Joanne Veninga, Division du vieillissement et des aînés, Centre pour la promotion de la santé, Agence de santé publique du Canada
L'auteure tient à souligner l'aimable participation de Norah Keating, de Jennifer Swindle et de Deborah Foster de l'Université de l'Alberta.
Au fil de la vie, l'ensemble de la population des aînés traverse plusieurs grandes étapes, d'où la vulnérabilité accrue des personnes âgées à l'isolement social et à l'exclusion. En ce sens, il est bon d'aborder la question sous l'angle du capital social, surtout lorsqu'on tente d'élaborer des politiques et des programmes axés sur le sain vieillissement. Cet article fait état de récentes études portant sur le capital social et le « bon vieillissement », examine divers types de réseaux d'aînés et décrit en quoi ils peuvent servir à réduire l'isolement social, à garantir la qualité des soins et à instaurer d'intéressants modes et services de soutien au sein des secteurs communautaire et bénévole.
Les aînés constituent le segment de population qui augmente le plus rapidement au Canada. Ce phénomène se poursuivra, au fur et à mesure que les membres de la génération de l'après-guerre, soit les « baby-boomers », atteindront 65 ans1. D'ici 2015, il y aura plus d'aînés que d'enfants au Canada1.
En 2005, les aînés constituaient 13 %2 de la population totale.
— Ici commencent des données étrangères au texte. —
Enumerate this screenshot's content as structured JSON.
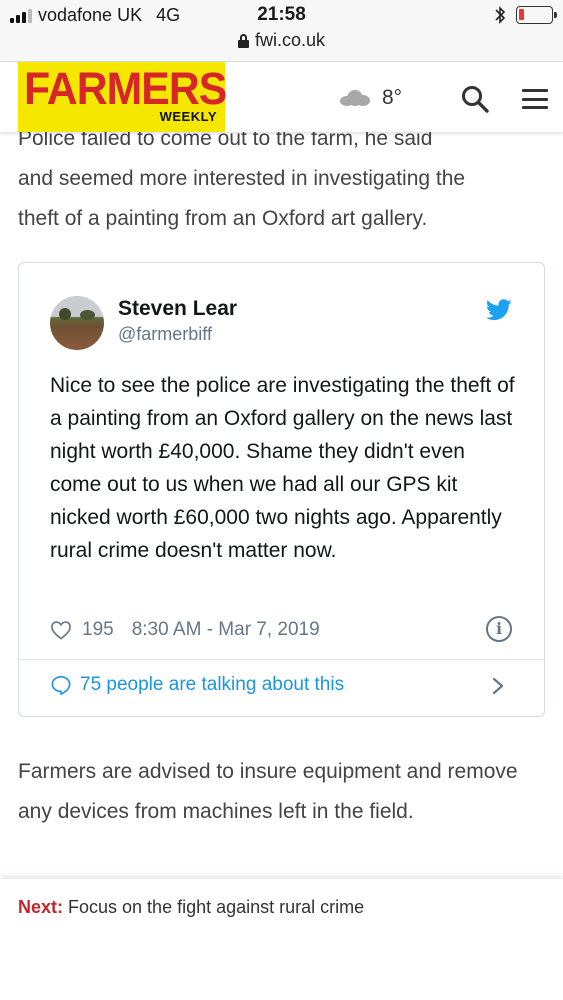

D'ici 2031, on prévoit qu'ils représenteront quelque 23 % de l'ensemble de la population canadienne (voir la Figure 1 à la page 22)3. Les aînés « plus âgés » constituent le groupe démographique en plus grande expansion; d'ici 2056, un Canadien sur dix aura 80 ans ou plus, comparativement à un Canadien sur 30 en 20051. En outre, un nombre croissant d'aînés vieillissent « sur place », c'est-à-dire que plus de 90 % des personnes de 65 ans et plus continuent de vivre au sein de leur collectivité4. Les Canadiennes tendent à vivre plus longtemps que les hommes et représentent donc 57 % de la population vieillissante2,5. Une femme de 65 ans peut espérer vivre pendant 20,8 autres années alors qu'un homme peut s'attendre à vivre pendant 17,4 autres années5.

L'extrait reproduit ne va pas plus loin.